From: Richard Fateman
Subject: Re: [Axiom-developer] Design of Semantic Latex
Date: Sat, 27 Aug 2016 09:14:27 -0700
User-agent: Mozilla/5.0 (Windows NT 10.0; WOW64; rv:45.0) Gecko/20100101 Thunderbird/45.2.0

Designation of branch cuts is sometimes denoted by natural language.
While the end points are specific -- depend of singularities -- the
cuts can be moved for convenience, and this is done often to evaluate
contour integrals, for example.

Take up a book on complex analysis and see what problems you have
 as you try to encode the statements, or especially the homework
problems. I tried this decades ago with the text I used,
https://www.amazon.com/Functions-Complex-Variable-Technique-Mathematics/dp/0898715954
but probably any other text would do.

I think the emphasis on handbook or reference book representation
is natural, and I have certainly pursued this direction myself.  However
what you/we want to be able to encode is mathematical discourse. This
goes beyond "has the algorithm reproduced the reference value for an
integration."   Can you encode in semantic latex a description of the geometry
of the (perhaps infinitely layered) contour of a complex function?  You
might wonder if this is important, but then note that questions of this sort
appear in the problem section for chapter 1.

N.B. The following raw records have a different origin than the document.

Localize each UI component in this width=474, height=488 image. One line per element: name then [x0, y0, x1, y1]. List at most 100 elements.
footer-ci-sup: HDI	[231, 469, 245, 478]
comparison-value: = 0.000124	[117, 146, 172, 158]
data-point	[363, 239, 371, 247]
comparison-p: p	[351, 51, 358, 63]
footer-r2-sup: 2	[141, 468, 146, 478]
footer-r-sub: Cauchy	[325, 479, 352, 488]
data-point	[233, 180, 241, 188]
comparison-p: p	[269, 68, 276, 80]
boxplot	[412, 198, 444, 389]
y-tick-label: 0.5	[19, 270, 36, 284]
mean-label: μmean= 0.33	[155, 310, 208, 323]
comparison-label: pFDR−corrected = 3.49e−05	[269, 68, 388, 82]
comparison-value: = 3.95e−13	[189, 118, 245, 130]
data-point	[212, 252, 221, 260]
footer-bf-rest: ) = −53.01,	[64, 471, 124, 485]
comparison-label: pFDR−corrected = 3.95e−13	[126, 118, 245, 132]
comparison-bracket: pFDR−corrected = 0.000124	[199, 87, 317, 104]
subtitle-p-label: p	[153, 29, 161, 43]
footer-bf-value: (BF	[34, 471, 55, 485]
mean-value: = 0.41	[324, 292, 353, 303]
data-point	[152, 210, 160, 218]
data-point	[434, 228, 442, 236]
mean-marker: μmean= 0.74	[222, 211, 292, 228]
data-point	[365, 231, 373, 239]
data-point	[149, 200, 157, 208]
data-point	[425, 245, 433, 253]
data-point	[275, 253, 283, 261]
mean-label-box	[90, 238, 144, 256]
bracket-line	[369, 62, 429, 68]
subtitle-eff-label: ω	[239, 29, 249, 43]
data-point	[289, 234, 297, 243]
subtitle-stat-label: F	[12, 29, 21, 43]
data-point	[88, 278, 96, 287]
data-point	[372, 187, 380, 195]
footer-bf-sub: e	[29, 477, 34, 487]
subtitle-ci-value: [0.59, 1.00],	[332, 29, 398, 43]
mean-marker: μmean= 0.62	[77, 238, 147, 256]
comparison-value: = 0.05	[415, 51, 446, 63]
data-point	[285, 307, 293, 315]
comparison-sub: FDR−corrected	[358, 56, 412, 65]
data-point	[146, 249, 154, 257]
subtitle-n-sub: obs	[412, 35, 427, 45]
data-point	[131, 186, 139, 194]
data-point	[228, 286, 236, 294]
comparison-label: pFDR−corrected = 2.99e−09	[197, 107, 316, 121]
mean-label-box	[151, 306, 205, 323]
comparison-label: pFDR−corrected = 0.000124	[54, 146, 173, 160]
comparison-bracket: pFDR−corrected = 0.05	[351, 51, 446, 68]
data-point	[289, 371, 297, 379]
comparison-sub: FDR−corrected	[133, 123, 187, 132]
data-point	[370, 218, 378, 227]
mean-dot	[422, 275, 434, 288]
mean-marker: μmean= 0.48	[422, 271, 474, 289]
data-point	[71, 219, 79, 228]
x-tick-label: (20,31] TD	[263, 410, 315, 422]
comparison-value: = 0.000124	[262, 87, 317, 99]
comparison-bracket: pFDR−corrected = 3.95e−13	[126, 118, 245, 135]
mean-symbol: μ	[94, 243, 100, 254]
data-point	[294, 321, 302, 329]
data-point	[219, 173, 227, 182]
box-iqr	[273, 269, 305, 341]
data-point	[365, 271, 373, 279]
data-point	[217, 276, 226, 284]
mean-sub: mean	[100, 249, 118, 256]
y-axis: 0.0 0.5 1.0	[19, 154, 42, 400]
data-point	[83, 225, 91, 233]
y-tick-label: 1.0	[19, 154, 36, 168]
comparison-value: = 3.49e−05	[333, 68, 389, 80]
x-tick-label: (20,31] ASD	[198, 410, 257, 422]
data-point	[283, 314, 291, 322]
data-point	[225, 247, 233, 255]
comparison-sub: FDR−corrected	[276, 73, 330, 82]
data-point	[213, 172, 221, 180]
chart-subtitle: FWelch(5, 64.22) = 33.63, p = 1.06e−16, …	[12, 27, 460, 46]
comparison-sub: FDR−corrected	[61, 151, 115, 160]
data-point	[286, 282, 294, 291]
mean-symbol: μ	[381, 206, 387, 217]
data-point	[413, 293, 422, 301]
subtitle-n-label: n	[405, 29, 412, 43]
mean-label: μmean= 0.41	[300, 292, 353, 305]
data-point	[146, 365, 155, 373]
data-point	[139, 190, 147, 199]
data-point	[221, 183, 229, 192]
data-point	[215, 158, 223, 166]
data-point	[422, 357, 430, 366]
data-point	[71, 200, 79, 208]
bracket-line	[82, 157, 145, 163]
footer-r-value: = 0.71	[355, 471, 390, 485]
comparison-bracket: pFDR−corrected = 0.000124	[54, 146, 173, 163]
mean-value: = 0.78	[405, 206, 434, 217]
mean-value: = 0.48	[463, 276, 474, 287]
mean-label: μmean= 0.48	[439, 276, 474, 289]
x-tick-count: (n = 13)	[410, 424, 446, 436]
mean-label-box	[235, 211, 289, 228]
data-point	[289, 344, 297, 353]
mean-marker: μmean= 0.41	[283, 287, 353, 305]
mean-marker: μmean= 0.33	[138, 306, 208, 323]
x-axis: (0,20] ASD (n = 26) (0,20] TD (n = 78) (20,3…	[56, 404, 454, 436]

Here's the challenge then.  Take a mathematics book and "encode"
 it so that a program (hypothetically) could answer the problems at
the end of each chapter.

You do not need special functions and integral tables to find
problems that are too hard to handle.  I just found this

http://news.mit.edu/2014/computer-system-automatically-solves-word-problems-0502


I think the problem, algebra word problems,  which has been addressed repeatedly since
1965 or so,  is already difficult.  While I think (judging solely by the news article -- I was
unaware of this work -- which apparently used Macsyma) this is low quality,  it is
hard to be sure.   Maybe their problems can be be related to your ambitions.  A quote from the article above,
The system’s ability to perform fairly well even when trained chiefly on raw numerical answers is “super-encouraging,” Knight adds. “It needs a little help, but it can benefit from a bunch of extra data that you haven’t labeled in detail.”